I recently had one of my favorite people in the world, Father Damian Ference, as a guest on my radio show. We were talking about his recent Word on Fire article, Geeks, Meeks, Greeks, and Freaks: The Four Types of Seminarians, and at one point I admitted to him that I fear I don’t know myself all that well. I honestly don’t think that I’ve ever gotten the same result twice when taking a Myers-Briggs test.
I said this with a laugh but in the days after the interview, I realized just how much it bothered me, this fear I have that I don’t really know myself well.
Lately it seems that everywhere I turn, someone is talking about the importance of knowing oneself. To be successful professionally, we must know ourselves. Same for parenthood, marriage, friendship, and in the spiritual life. If you don’t know yourself, they say, you will never be successful. Not in any impressive, notable way, anyway.
They’re not wrong, exactly. Knowing oneself is an important goal. I know some things about myself and I enjoy that knowing, can see how it helps me in my life. I’m an introvert, my root sin is sensuality, I don’t ever want to stay at a B&B, if I can help it, I crave beauty, love chick-lit and the ocean and fruit pie, and I have a restless soul and am constantly trying to find harmony between my desire to put down roots and my desire to spend all the days of life with a suitcase in hand.
But in so many ways, I don’t know myself at all. I still don’t know why I do so many of the things I do. What motivates me and what holds me back. All of the details of all of the things I want for my career, from my relationships, for my life. But I will say this: I know a lot more about myself now than I did ten years ago and I think that’s important to remember.
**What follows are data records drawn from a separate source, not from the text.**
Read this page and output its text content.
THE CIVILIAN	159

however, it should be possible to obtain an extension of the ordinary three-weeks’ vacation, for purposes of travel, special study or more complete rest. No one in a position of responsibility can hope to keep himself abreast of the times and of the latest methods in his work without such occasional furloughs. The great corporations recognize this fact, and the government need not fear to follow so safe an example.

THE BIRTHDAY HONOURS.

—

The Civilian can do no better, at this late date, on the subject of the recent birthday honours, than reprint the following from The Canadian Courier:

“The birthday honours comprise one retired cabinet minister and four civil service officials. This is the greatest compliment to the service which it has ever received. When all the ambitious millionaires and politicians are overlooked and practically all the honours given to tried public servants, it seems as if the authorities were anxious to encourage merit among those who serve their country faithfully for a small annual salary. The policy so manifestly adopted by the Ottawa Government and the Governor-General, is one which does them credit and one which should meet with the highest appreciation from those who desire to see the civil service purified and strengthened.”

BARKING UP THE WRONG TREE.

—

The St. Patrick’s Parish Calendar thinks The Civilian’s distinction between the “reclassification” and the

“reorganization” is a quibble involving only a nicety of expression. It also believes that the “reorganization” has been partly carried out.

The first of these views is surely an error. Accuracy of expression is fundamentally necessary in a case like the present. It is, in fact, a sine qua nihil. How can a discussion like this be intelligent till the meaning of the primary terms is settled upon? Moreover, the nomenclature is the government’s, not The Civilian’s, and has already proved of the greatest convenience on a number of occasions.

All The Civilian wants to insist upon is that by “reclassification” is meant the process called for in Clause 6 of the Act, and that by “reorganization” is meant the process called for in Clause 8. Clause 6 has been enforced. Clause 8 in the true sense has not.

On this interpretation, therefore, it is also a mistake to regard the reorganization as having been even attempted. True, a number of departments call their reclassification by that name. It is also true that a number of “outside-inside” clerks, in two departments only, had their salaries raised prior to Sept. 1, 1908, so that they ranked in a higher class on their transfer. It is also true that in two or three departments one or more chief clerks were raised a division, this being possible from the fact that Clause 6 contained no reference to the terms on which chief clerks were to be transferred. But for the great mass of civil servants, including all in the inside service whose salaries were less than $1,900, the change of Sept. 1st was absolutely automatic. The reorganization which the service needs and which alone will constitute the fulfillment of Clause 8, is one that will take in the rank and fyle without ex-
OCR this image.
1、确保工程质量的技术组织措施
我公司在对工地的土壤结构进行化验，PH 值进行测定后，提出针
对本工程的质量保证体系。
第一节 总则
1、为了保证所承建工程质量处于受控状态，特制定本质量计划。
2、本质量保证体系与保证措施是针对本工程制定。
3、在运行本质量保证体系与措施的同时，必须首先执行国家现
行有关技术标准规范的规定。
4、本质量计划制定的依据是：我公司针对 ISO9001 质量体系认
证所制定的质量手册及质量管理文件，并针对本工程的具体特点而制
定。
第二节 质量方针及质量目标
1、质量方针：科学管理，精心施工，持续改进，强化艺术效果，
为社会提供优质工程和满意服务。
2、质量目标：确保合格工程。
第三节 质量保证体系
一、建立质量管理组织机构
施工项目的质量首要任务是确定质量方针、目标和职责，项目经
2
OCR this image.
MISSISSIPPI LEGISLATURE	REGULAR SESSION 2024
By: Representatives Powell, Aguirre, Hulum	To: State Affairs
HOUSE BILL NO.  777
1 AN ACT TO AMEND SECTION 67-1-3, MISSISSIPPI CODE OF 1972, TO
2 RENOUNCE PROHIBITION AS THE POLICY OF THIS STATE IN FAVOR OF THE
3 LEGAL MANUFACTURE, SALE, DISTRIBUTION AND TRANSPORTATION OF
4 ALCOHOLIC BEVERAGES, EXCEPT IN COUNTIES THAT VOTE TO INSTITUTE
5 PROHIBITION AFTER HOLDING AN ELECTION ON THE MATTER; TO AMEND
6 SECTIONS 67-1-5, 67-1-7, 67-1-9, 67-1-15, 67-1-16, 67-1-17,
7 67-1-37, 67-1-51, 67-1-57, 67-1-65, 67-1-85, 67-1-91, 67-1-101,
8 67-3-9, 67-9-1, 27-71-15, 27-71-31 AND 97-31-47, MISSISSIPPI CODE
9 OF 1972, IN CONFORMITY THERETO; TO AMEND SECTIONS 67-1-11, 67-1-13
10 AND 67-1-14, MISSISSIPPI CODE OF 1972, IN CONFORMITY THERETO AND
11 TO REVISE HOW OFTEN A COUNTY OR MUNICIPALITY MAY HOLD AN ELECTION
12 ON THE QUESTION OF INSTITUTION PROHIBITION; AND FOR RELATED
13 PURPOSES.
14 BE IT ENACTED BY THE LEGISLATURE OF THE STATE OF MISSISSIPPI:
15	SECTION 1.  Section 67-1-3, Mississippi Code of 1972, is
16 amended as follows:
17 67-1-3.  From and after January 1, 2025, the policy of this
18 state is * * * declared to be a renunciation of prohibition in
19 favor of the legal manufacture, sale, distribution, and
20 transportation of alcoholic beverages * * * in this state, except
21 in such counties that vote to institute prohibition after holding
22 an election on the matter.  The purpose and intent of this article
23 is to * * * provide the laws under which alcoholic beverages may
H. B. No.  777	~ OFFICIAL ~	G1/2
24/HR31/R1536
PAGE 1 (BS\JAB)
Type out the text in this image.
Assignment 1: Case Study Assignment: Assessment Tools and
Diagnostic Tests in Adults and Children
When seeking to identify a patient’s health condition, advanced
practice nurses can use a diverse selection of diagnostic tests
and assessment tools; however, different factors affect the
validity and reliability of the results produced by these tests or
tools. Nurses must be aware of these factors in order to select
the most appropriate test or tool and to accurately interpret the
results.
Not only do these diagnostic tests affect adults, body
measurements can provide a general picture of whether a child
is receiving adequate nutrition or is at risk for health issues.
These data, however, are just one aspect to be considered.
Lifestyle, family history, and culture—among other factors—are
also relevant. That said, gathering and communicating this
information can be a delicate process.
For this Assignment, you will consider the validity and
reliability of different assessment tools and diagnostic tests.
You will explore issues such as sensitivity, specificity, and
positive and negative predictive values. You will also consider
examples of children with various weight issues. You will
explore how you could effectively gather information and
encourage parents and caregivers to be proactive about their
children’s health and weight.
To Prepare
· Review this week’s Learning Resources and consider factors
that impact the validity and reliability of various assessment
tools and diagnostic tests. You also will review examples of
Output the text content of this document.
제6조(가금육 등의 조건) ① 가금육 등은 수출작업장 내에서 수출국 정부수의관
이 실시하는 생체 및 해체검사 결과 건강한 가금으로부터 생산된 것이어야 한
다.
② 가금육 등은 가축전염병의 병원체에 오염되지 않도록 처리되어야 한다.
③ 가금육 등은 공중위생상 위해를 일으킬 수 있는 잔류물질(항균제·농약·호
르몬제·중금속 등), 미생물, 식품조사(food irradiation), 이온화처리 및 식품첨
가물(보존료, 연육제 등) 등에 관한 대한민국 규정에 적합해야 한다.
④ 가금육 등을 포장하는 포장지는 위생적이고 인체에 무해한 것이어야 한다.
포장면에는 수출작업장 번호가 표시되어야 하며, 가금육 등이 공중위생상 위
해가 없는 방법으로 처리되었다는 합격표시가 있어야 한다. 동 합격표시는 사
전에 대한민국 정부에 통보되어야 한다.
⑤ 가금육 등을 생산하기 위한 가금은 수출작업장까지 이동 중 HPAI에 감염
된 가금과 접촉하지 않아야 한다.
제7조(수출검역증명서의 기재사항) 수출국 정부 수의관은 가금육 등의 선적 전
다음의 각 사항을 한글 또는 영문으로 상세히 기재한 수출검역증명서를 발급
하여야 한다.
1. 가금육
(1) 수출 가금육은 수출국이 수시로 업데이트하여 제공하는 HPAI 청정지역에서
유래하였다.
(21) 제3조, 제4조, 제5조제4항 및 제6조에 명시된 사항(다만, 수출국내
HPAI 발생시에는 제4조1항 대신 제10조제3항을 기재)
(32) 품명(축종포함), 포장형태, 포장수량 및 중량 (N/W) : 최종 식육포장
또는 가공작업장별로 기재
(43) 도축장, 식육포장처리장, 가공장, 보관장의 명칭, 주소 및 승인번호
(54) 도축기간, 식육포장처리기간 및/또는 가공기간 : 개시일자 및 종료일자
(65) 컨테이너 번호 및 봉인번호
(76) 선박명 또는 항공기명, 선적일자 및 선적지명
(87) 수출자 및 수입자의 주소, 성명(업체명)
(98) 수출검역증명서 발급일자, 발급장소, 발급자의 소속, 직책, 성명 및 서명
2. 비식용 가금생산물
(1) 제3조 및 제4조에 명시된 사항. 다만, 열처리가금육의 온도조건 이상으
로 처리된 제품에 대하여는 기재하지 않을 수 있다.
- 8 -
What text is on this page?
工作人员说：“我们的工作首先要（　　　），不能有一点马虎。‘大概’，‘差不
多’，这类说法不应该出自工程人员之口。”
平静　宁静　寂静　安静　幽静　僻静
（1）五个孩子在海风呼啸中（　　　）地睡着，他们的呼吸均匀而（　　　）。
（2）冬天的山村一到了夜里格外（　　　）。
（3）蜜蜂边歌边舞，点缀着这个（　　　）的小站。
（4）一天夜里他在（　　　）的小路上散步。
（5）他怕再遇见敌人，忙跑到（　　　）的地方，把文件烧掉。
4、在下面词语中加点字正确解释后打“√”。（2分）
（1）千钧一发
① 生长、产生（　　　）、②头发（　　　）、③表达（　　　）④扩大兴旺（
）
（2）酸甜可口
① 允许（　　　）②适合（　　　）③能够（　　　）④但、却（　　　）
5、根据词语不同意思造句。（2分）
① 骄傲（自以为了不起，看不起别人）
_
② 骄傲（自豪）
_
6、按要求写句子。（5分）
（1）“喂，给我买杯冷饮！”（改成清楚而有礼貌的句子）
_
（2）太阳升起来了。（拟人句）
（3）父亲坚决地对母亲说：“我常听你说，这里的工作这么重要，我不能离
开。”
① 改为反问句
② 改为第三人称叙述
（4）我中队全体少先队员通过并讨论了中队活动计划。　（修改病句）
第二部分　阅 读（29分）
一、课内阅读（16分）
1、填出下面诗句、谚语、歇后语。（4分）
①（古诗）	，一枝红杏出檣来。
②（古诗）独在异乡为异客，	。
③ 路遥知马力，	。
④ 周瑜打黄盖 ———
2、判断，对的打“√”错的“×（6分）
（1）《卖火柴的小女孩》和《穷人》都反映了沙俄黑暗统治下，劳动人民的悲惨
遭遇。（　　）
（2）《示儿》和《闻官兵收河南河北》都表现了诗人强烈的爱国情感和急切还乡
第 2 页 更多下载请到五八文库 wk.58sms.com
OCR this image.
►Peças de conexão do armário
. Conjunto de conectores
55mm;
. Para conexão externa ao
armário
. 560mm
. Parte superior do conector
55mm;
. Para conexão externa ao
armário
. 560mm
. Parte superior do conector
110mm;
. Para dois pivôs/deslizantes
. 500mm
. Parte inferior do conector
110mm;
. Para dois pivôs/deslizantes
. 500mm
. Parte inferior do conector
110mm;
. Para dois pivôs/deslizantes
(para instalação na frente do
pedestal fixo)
When I was younger, before I met Dan, I found myself in an abusive relationship. It consumed me, and harmed me, and I didn’t want it to end. It did end, eventually, and only by the grace of God, no doubt, and after it had ended my mom kept asking me why. Why had I accepted this abuse? Why hadn’t I listened to anyone and allowed them to help me? Why had it lasted so long?
Over and over again I told her: I don’t know. I just don’t know. And I didn’t.
I know now. But it took me years of self-exploration and hundreds of miles of distance before I understood and could answer the whys. Years before I could see the things inside of me that led to this situation and endeavor to heal them.
I was reminded of this during this past week when I was feeling anxious about the fact that I don’t always feel like I know myself very well. We don’t emerge from our mother’s wombs with perfect self knowledge. Knowing oneself is a journey in which we can only come to understand our inclinations, motivations, and personal stumbling blocks through years made up of a myriad of experiences, failures, pains, and joys, through following God and allowing him reveal his creation, which is us, to us, piece by small piece. In fact, I think that only a very few of us will depart this world and head into the next with perfect self-knowledge.
This is not a bad thing.
This is part of what makes this life so exciting and beautiful and yes, often brutally hard. We are all in pursuit of self-knowledge. Bumbling about as we do and trying our best to become the people that God is calling us to become. May we be at peace right where we are, incomplete in our knowledge of ourselves, always changing, and hopefully, always growing, little by little and day by day, closer to the one who knows us better than we could ever know ourselves. After all, what a wonderful adventure it is, to seek and discover the things about ourselves that we do not yet know.